Luboš Motl takes off on Nautilus’ disillusioned ex-physicist. “Bob Henderson wrote an autobiography for Nautil.Us” and that provided the ammunition for a rant on Life’s Journey that any college freshman with ambition should read carefully.
This is a sketch of the “path towards the deep laws of the Universe” that I already had in mind when I was 4 years old or so – and I think that other physicists who don’t relate to Henderson’s complaints would tell you something similar. Henderson is telling us that he was gradually discovering some of these things during his grad school years. One actually has to work hard at some moment, be materially modest, be confused much of the time, and try many paths that don’t lead to interesting outcomes, while the greatest discovery in a century arrives relatively rarely (approximately once a century, if you want to know).
Those are shocking facts!
You should have known it before you entered the graduate school.
…
In the college but also in the later years, I was talking to lots of people who begged for recommendations like that. What should I do not to get lost? My answer was never so direct but yes, my current answer would be: If you need this leadership repeatedly, just quit it. If you don’t know what you’re doing, why you’re doing it, and where you are going, and how you may roughly get there, then it’s a bad idea to start or continue the journey.
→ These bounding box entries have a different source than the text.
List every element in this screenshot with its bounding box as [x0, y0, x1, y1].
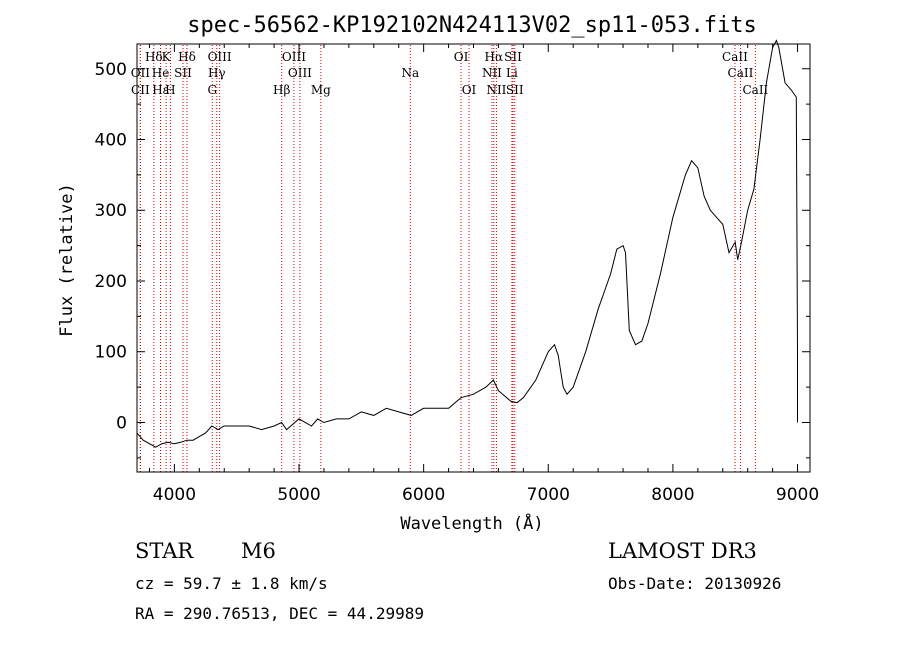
spectral-line-label: CaII: [742, 83, 768, 97]
x-tick-label: 9000: [776, 485, 819, 505]
y-tick-label: 400: [95, 131, 127, 151]
chart-title: spec-56562-KP192102N424113V02_sp11-053.f…: [187, 13, 757, 38]
y-axis-label: Flux (relative): [57, 183, 77, 337]
spectral-line-label: Li: [506, 66, 518, 80]
y-tick-label: 100: [95, 343, 127, 363]
spectral-line-label: H: [165, 83, 175, 97]
spectral-line-label: OIII: [208, 50, 232, 64]
spectral-line-label: OIII: [282, 50, 306, 64]
survey-name: LAMOST DR3: [608, 539, 757, 563]
x-tick-label: 5000: [277, 485, 320, 505]
axis-ticks: 4000 5000 6000 7000 8000 9000 0 100 200 300 400 500: [95, 44, 819, 505]
x-axis-label: Wavelength (Å): [400, 512, 543, 534]
spectrum-series: [136, 39, 798, 448]
spectral-line-label: CaII: [728, 66, 754, 80]
spectral-line-label: SII: [506, 83, 524, 97]
y-tick-label: 200: [95, 272, 127, 292]
y-tick-label: 0: [116, 413, 127, 433]
coordinates: RA = 290.76513, DEC = 44.29989: [135, 604, 424, 623]
spectral-line-label: G: [207, 83, 217, 97]
spectral-line-label: Hα: [485, 50, 504, 64]
spectral-line-label: OII: [131, 66, 151, 80]
spectral-line-label: Hβ: [273, 83, 290, 97]
spectral-line-label: OI: [462, 83, 477, 97]
y-tick-label: 300: [95, 201, 127, 221]
spectral-line-label: OI: [454, 50, 469, 64]
redshift-cz: cz = 59.7 ± 1.8 km/s: [135, 574, 328, 593]
x-tick-label: 8000: [651, 485, 694, 505]
spectral-line-label: CaII: [722, 50, 748, 64]
observation-date: Obs-Date: 20130926: [608, 574, 782, 593]
spectral-line-label: CII: [131, 83, 150, 97]
spectral-line-label: NII: [482, 66, 502, 80]
x-tick-label: 6000: [402, 485, 445, 505]
spectral-line-labels: Hδ OII CII Hε He K H SII Hδ OIII Hγ G OIII OIII Hβ Mg Na…: [131, 50, 769, 97]
spectral-line-label: Hδ: [145, 50, 163, 64]
object-subclass: M6: [241, 539, 276, 563]
spectral-line-label: Hε: [152, 83, 169, 97]
spectral-line-label: OIII: [288, 66, 312, 80]
spectral-line-label: Hδ: [178, 50, 196, 64]
spectral-line-label: NII: [486, 83, 506, 97]
spectral-line-label: SII: [174, 66, 192, 80]
spectral-line-label: SII: [504, 50, 522, 64]
spectral-line-label: K: [162, 50, 172, 64]
spectral-line-label: He: [152, 66, 170, 80]
spectral-line-markers: [139, 45, 756, 472]
spectrum-line: [136, 39, 798, 448]
spectral-line-label: Na: [401, 66, 419, 80]
x-tick-label: 4000: [153, 485, 196, 505]
y-tick-label: 500: [95, 60, 127, 80]
x-tick-label: 7000: [527, 485, 570, 505]
spectral-line-label: Mg: [311, 83, 331, 97]
plot-frame: [136, 43, 811, 473]
object-class: STAR: [135, 539, 194, 563]
spectral-line-label: Hγ: [208, 66, 226, 80]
People who are picking an occupation should feel some “internal drive” and they should have at least a vague idea what they’re doing, why, and how. Again, I don’t think that this common sense only holds in theoretical physics. Theoretical physics only differs by the deeper caves in which one may get lost – because deeper caves are being discovered or built by theoretical physicists, too.
There are more “shocking facts” from a ‘been there, done that’ source. When Motl gets on a rant, he can spin off some very useful information and ideas and fodder for introspection and analysis. Heave to and take a gander.